Citi was not the only institution to receive such a request, in a May letter published online Friday. But evidence surfaced that the bank and SEC have corresponded on the matter. And Citi stands as the U.S. bank with the most substantial exposure to the country, which invaded Ukraine in late February.
The SEC’s Division of Corporation Finance sought revised first-quarter details from Citi regarding the impact of direct or indirect exposure to Russia, Belarus or Ukraine, including operations, investments, securities traded, sanctions against individuals, or uncertainty linked to exiting or continuing to operate in Russia. The agency also wanted the bank to detail any harm to assets or valuation; impact the bank has felt from supply chain disruption, heightened cybersecurity risks or volatility in the trading price of commodities.
In its response, Citi told the SEC none of its long-lived assets in Russia saw impairment in the first quarter, according to the Financial Times. However, the bank disclosed that its Russia-based consumer banking unit posted first-quarter revenue of $32 million, down 6% from a year earlier, according to Reuters. It said sanctions, a reduction in investment sales, and the bank's decision not to open new accounts hurt its consumer-banking operations.
Russia is one of 13 retail-banking markets from which Citi pledged in April 2021 that it would withdraw. At least three privately owned Russian companies have emerged as possible suitors, the Financial Times reported this month.
The bank in late February told investors it had $9.8 billion in exposure to Russia at the end of 2021. But it has since revised that figure downward.

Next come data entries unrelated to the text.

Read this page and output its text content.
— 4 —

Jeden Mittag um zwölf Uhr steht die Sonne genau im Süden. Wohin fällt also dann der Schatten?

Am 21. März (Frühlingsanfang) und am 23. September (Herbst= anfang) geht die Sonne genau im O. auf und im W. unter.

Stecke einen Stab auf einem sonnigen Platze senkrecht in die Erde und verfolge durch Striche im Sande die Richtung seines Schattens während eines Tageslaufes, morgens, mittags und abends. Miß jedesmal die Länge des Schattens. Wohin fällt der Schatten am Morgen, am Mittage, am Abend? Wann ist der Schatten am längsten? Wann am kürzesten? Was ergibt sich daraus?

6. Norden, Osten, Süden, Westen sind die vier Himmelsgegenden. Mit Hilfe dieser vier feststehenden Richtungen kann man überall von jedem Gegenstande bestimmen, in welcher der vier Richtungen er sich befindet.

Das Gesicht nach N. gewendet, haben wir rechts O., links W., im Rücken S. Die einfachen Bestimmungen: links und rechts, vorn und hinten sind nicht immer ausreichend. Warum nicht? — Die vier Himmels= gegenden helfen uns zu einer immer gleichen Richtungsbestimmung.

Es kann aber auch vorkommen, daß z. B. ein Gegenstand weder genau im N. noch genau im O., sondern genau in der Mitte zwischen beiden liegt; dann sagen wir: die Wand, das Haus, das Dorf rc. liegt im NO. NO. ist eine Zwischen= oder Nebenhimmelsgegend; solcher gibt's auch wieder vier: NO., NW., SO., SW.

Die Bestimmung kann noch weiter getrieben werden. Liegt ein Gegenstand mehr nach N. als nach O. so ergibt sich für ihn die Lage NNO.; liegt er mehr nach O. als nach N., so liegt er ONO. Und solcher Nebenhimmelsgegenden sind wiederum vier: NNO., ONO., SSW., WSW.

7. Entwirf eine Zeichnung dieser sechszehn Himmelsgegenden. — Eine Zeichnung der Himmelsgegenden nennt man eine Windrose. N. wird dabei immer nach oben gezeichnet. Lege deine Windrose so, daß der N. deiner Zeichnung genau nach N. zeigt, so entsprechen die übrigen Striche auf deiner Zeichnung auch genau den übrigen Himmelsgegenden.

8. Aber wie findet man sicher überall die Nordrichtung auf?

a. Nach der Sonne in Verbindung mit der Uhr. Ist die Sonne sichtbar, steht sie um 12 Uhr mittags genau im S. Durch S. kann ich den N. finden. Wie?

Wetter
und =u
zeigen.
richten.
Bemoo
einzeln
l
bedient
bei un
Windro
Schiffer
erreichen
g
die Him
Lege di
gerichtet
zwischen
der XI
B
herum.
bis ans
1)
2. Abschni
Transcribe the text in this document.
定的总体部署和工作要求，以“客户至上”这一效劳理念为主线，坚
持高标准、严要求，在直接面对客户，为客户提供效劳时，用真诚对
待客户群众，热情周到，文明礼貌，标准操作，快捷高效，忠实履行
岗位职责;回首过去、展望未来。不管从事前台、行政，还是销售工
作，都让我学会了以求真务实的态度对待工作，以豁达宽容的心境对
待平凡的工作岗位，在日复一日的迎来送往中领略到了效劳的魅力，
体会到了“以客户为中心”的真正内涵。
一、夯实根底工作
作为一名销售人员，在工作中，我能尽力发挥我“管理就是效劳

At Citi’s investor day, CFO Mark Mason told attendees the bank could lose “a little less than half of that” under a severe stress scenario. Mike Mayo, an analyst with Wells Fargo, in mid-March, estimated Citi could lose $1.5 billion from its Russia operations. The bank, in April, set aside $1.9 billion to counter its Russia exposure.
Citi told the SEC in May that it “revised” its financial statements to show certain investments separately — but that the change does not affect the net cash flow figure the bank reported for the quarter.
Citi is set to reveal its second-quarter earnings Friday.